Estimates of Total Factor Productivity,
the Contribution of ICT, and
Resource Reallocation Effects in Japan and Korea

Kyoji Fukao
Tsutomu Miyagawa
Hak K. Pyo
Keun Hee Rhee

March 2011


The purpose of our study is to identify the sources of economic growth based on a KLEMS model for Japan and Korea. We also identify the growth contribution of ICT assets and resource reallocation effects in the two economies. Both Japan and Korea enjoyed high TFP growth in ICT-producing sectors but suffered low TFP growth in ICT-using sectors. For Japan, we find that the main factor underlying the Lost Decade is the slow-down in TFP growth.
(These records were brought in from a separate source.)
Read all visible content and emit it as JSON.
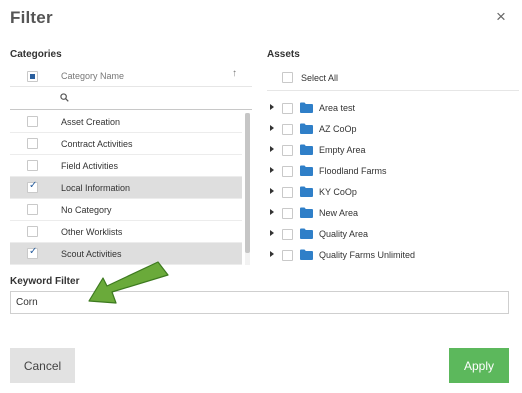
{
  "dialog": {
    "title": "Filter",
    "close_symbol": "×"
  },
  "categories": {
    "heading": "Categories",
    "column_name": "Category Name",
    "sort_icon": "sort-icon",
    "search_icon": "search-icon",
    "items": [
      {
        "label": "Asset Creation",
        "checked": false
      },
      {
        "label": "Contract Activities",
        "checked": false
      },
      {
        "label": "Field Activities",
        "checked": false
      },
      {
        "label": "Local Information",
        "checked": true
      },
      {
        "label": "No Category",
        "checked": false
      },
      {
        "label": "Other Worklists",
        "checked": false
      },
      {
        "label": "Scout Activities",
        "checked": true
      }
    ]
  },
  "assets": {
    "heading": "Assets",
    "select_all": "Select All",
    "folder_icon": "folder-icon",
    "expand_icon": "caret-right-icon",
    "folder_color": "#2f7fc8",
    "items": [
      {
        "label": "Area test"
      },
      {
        "label": "AZ CoOp"
      },
      {
        "label": "Empty Area"
      },
      {
        "label": "Floodland Farms"
      },
      {
        "label": "KY CoOp"
      },
      {
        "label": "New Area"
      },
      {
        "label": "Quality Area"
      },
      {
        "label": "Quality Farms Unlimited"
      }
    ]
  },
  "keyword": {
    "label": "Keyword Filter",
    "value": "Corn"
  },
  "annotation": {
    "icon": "arrow-icon",
    "color": "#6aaa3a"
  },
  "buttons": {
    "cancel": "Cancel",
    "apply": "Apply",
    "apply_color": "#5cb85c"
  }
}
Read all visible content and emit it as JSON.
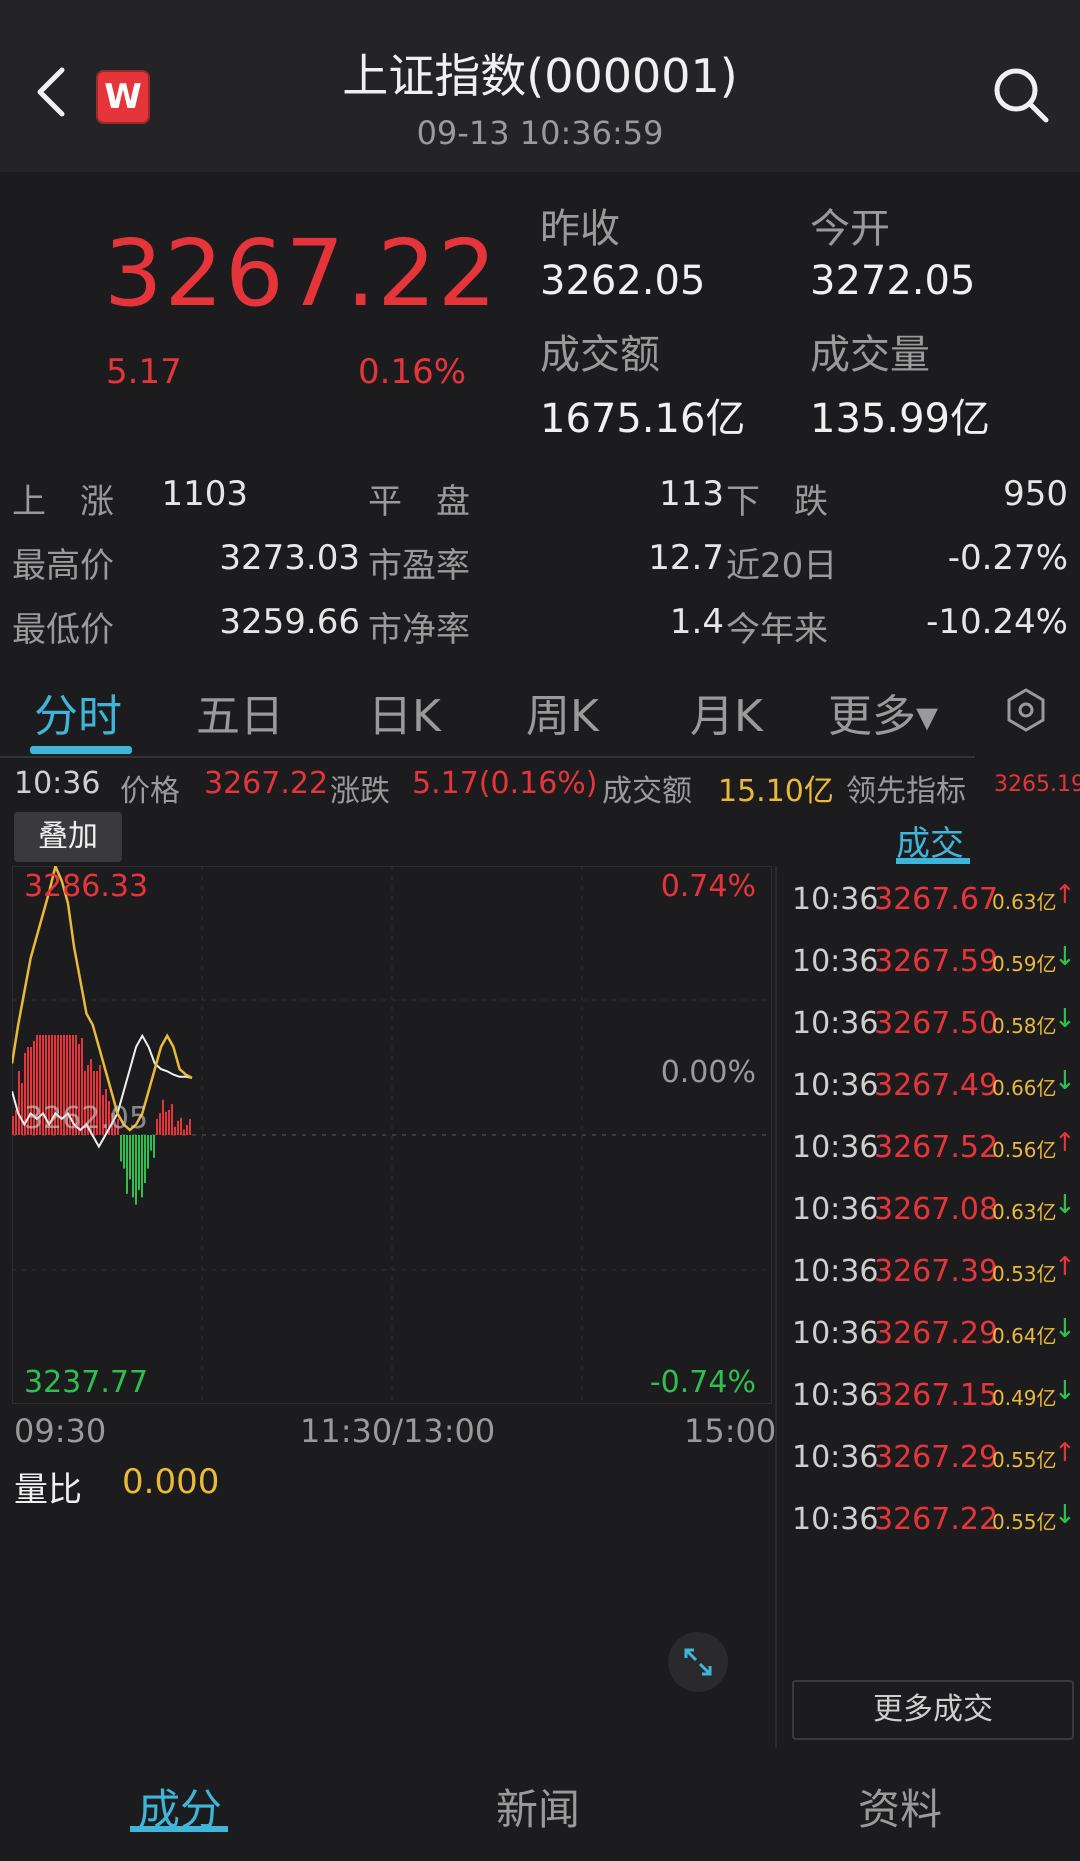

We also found that Korea's TFP growth was slow until the Asian financial crisis of 1997-1999 but then accelerated after the crisis. It seems that before the crisis, Korea was following a catch-up process with developed economies that was predominantly input-led and manufacturing-based, as documented by Timmer (1999) and Pyo (2001). However, through the drastic economic reform undertaken during the crisis, Korea seems to have shifted to a new phase of economic growth since the end of the 1990s. TFP growth rates, especially those in manufacturing sectors, have substantially increased in post-crisis Korea. Both in Japan and Korea, productivity in service sectors is much lower than in manufacturing. The reason probably is excessive regulation and a lack of competition in service sectors. And these factors seem to have impeded introduction of ICT in service industries. As for ICT capital accumulation, the ICT investment/GDP ratio of Korea is higher than that of Japan. Especially, the speed of ICT accumulation in the ICT sector in Korea is much faster than that in Japan. Both in Japan and Korea, the largest component in ICT investment is computing equipment. In the case of resource reallocation across sectors, the reallocation effect of capital input was negligible or negative for most periods both in Korea and Japan. After the financial crisis of 1997-99, the resource allocation effect of capital in Korea remained negative, although the size of the negative effect declined. On the other hand, the reallocation effect of labor input was positive for most periods both in Korea and Japan.